Real Good reveals profits slump

BAKERY ingredients business The Real Good Food Company has seen its pre-tax profit slide into the red after paying out almost £2m in refinancing and restructuring costs.
Pre-tax profit tumbled 77% to £890,000 from £3.97m the previous year, but that figure becomes a pre-tax loss of £421,000 when exceptional costs are included.
In January, the company moved its headquarters to Liverpool and consolidated its Renshaw and Napier Brown Foods businesses into one ingredients business.
A re-financing of the group in the summer incurred break costs with its previous lender and the release of prepaid loan arrangement fees totalling £800,000; the merger of the sugar and bakery ingredients divisions into Renshawnapier combined with earlier restructuring costs totalled £800,000; and around £200,000 has also been set aside as an increase in an onerous lease provision.
The company said that despite the one off costs of the move, the results of the reorganisation are expected to be cash neutral during the current financial year, and to produce annualised cost savings of around £800,000.

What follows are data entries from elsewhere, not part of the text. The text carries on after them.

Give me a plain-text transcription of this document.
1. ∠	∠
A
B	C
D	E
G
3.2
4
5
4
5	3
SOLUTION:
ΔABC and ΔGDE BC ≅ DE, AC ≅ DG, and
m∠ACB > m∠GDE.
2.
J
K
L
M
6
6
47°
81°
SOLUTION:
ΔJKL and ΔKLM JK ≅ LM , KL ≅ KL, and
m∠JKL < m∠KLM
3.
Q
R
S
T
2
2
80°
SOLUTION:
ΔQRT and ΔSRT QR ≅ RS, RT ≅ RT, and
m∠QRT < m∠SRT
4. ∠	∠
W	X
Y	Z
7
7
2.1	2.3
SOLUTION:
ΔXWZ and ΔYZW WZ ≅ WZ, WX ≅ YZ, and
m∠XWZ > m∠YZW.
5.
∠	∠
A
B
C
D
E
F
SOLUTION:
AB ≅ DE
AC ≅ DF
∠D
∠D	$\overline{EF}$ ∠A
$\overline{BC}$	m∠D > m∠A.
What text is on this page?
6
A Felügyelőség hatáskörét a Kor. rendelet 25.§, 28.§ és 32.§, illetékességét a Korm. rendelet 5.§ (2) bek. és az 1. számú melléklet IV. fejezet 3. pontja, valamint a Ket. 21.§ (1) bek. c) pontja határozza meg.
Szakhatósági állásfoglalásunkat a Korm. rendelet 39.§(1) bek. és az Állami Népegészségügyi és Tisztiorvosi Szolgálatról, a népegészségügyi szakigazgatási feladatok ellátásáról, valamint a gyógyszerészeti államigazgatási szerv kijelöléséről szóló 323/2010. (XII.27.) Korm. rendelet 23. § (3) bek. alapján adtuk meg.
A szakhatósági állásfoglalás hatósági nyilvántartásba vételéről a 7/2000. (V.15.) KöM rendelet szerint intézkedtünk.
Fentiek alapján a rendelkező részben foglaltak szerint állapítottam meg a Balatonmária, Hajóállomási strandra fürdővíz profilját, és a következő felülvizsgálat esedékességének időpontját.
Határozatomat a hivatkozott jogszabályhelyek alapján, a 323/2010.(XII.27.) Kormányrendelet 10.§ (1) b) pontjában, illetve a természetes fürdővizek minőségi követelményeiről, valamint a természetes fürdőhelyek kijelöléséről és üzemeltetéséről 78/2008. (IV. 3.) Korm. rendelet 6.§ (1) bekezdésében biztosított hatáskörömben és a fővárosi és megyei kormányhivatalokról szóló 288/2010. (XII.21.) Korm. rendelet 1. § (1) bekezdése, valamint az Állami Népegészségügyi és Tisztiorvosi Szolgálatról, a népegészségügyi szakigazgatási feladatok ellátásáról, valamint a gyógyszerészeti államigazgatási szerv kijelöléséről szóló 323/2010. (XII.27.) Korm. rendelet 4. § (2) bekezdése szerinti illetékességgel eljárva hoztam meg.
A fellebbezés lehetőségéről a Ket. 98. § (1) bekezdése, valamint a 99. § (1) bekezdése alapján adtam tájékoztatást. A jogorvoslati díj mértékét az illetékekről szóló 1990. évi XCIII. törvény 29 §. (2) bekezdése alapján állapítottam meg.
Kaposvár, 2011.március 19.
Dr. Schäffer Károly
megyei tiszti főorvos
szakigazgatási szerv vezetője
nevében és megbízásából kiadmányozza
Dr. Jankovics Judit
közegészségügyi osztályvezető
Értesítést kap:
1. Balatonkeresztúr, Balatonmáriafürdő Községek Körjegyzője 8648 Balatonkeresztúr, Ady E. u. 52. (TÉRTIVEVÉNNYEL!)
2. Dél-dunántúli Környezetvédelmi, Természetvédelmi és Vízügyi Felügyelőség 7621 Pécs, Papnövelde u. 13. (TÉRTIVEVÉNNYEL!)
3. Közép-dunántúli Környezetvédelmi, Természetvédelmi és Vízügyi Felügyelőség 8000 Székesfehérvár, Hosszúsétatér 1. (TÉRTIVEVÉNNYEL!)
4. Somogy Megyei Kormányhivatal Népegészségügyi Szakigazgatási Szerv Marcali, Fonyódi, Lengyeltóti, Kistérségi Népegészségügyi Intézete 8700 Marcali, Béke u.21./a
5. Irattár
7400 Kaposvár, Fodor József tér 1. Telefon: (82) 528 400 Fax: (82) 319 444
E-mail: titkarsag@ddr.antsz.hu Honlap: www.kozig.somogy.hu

Pieter Totté, chairman of The Real Good Food Company, said: “During the course of 2008, we continued to experience very difficult trading conditions, which deteriorated more significantly in the final quarter. Margins were continually under pressure from raw materials, fuel inflation and a very competitive market place.
“The board looks forward to the rest of the year, and anticipates the benefits of its restructuring programme and low interest rate charges to deliver a result, which we anticipate will be reflected in an improved financial performance over the prior year.”
Total Group sales fell by 5.4% to £219m for the year to the end of December 2008, from £231.1m a year earlier, and the company said this was principally due to a 7% fall in revenues in its sugar division, adding that it continued to be affected by the uncertainty created as the EU sugar regime undergoes reform.
Mr Totté said the division’s trading in 2009 had been in line with expectations. He added: “The development of this new business is progressing in line with our plans and expectations, and we are beginning to see the benefits that we envisaged during the strategic review.”
The company also announced that its chief financial officer Lee Camfield has resigned but will stay with the company until late summer, and that Mike McDonough, currently commercial finance director, will take up the role of group finance director.